The Motley Fool

Founded in 1873 in Illinois, I’m based in Manhattan today. I’m the world’s largest bookseller, operating roughly 900 bookstores in 49 states under my own name and the B. Dalton name. I run a very busy online storefront, too, with some 750,000 titles in stock. I also own the majority of GameStop, America’s largest video-game and entertainment-software specialty retailer, featuring 1,231 stores. In the 1970s, I was the first to discount books and advertise on TV. In the 1980s, I bought the Scribner’s and Bookstop chains. In the 1990s, I pioneered super-bookstores and went public. Who am I? (Answer: Barnes & Noble)

Pearls from Omaha

Last month, more than 10,000 Berkshire Hathaway shareholders descended on Omaha to listen to chairman Warren Buffett and his partner, Charlie Munger, answer questions for five hours. Here are some snippets, paraphrased:

On investing: We want a business that we think, if run well, is going to have a competitive advantage. We don’t buy hula hoop or pet rock companies, or companies with explosions in demand where we don’t know who the winners will be.
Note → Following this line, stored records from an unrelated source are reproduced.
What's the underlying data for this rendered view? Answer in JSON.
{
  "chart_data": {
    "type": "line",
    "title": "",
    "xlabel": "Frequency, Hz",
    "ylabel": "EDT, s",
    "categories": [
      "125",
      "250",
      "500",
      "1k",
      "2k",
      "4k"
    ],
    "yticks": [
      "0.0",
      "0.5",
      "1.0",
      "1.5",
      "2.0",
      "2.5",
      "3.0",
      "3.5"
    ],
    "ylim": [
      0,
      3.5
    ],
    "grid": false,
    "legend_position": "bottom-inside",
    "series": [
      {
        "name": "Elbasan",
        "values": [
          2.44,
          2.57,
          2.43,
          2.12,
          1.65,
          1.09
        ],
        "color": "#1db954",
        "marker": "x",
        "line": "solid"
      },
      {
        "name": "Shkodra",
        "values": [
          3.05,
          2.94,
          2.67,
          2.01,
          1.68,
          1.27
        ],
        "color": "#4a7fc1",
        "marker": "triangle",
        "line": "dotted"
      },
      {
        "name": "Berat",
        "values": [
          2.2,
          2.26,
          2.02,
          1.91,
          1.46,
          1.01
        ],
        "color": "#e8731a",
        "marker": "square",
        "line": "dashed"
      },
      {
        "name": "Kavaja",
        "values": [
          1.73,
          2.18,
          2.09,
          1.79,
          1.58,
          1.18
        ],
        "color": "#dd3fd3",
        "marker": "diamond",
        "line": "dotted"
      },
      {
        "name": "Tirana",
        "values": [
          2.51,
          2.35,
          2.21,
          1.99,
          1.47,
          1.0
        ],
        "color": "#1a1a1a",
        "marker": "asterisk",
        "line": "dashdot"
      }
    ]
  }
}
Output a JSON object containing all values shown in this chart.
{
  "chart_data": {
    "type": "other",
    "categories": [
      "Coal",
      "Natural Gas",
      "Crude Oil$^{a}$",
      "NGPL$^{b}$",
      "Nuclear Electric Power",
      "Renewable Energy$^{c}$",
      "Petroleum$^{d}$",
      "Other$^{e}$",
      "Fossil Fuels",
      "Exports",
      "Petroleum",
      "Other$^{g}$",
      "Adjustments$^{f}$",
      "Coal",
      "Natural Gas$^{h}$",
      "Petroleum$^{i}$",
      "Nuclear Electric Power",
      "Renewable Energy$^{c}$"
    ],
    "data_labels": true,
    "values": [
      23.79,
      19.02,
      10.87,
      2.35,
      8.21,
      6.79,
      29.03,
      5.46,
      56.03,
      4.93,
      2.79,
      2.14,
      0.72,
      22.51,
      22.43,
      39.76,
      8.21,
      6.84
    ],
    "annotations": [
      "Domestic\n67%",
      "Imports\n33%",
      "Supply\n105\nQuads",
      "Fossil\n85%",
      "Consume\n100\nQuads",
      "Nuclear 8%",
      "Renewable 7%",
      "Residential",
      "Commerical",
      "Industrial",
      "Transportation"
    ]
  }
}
On studying companies: Almost everything we learn is from public documents. … We do not find it particularly helpful to talk to managements. … The numbers tell us a lot more than the managements. We don’t give a hoot about anyone’s projections. … I don’t read any analyst reports. If I read one, it’s because the funny pages weren’t available.

On accounting shenanigans: I felt much more comfort working with financial statements in the 1960s than today. There was more information then, even though there was less disclosure. … (Overly aggressive accounting) is a quick fix, but it’s like heroin.

On the importance of expensing stock options: American companies have been paying people without recording it on the income statement. … (To those who) argue that the cost of options is included in footnotes, why not put all expenses in footnotes? Then you could just have two lines on the income statement: sales, and the same amount on the next line, profits.

On happiness and success (answering a child’s question): When you get to be my age, you will be successful if the people whom you hope to have love you, do love you. Charlie and I know people who have buildings named after them, receive great honors, etc., and nobody loves them — not even the people who give them honors. The only way to be loved is to be lovable. You always get back more than you give away. … There’s nobody I know who commands the love of others who doesn’t feel like a success.

To learn more from this legendary investor, read his letters to shareholders at www.berkshirehathaway.com or read Roger Lowenstein’s engaging book, “Buffett: The Making of an American Capitalist” (Doubleday, $18.95).

Bad advice

In the heady 1990s, my stocks got out of hand, splitting and merging so quickly that I couldn’t keep track. After some research, I decided mutual funds were the way to go. I hired a reputable and well-known investment firm that specialized in mutual funds, outlined my goals and turned over all my holdings. Imagine my surprise when they bought junk-bond funds and foreign investments, against my orders! I lost $13,000 in the first month. When I protested, my adviser said he knew what he was doing and to hold tight. After a year, I’d lost more than $50,000, so I fired them and took matters back into my hands. Today my portfolio is about half its original value. Lesson: Nobody cares as much about your investments as you do. — L.W., Detroit

The Fool Responds: This is why we encourage people to learn as much as they can about their financial options and to make their own decisions. For some people, hiring a professional adviser can make sense — just choose carefully. For most people, simply investing long-term money in a stock index fund can be good enough.

ExxonMobil gushing

First-quarter earnings for international energy giant ExxonMobil (NYSE: XOM) came in at $7 billion, more than 100 percent higher than year-ago levels, on revenue of $64 billion, up almost 50 percent. Profits from its “upstream” businesses (exploration and production) doubled to about $4 billion. Its “downstream” businesses (refining and marketing) earned $723 million versus a year-ago loss.

In the near term, quarterly and even annual results naturally ebb and flow according to oil and gas prices. Right now, management sees business booming enough to boost the dividend for the first time since 2001, by 8.7 percent, and to repurchase shares.

Regardless of the short-term rise and fall in energy prices, ExxonMobil’s long-term value depends on economic growth. Despite advances in energy efficiency, economic development should increase energy demand until the day solar or hydrogen fuel cells take over. Those two sources may someday be cost-competitive, but they won’t displace oil anytime soon. Besides, ExxonMobil is likely to invest some of its billions in alternative energy sources when they make sense.

ExxonMobil’s shares are not cheap, but its free cash flow is stable and growing. Increasing cash and declining debt on its balance sheet means its dividend is rock solid. With its track record of increasing reserves and efficiency, investors might consider making periodic investments in ExxonMobil stock, perhaps in a tax-advantaged IRA or via the company’s dividend reinvestment plan.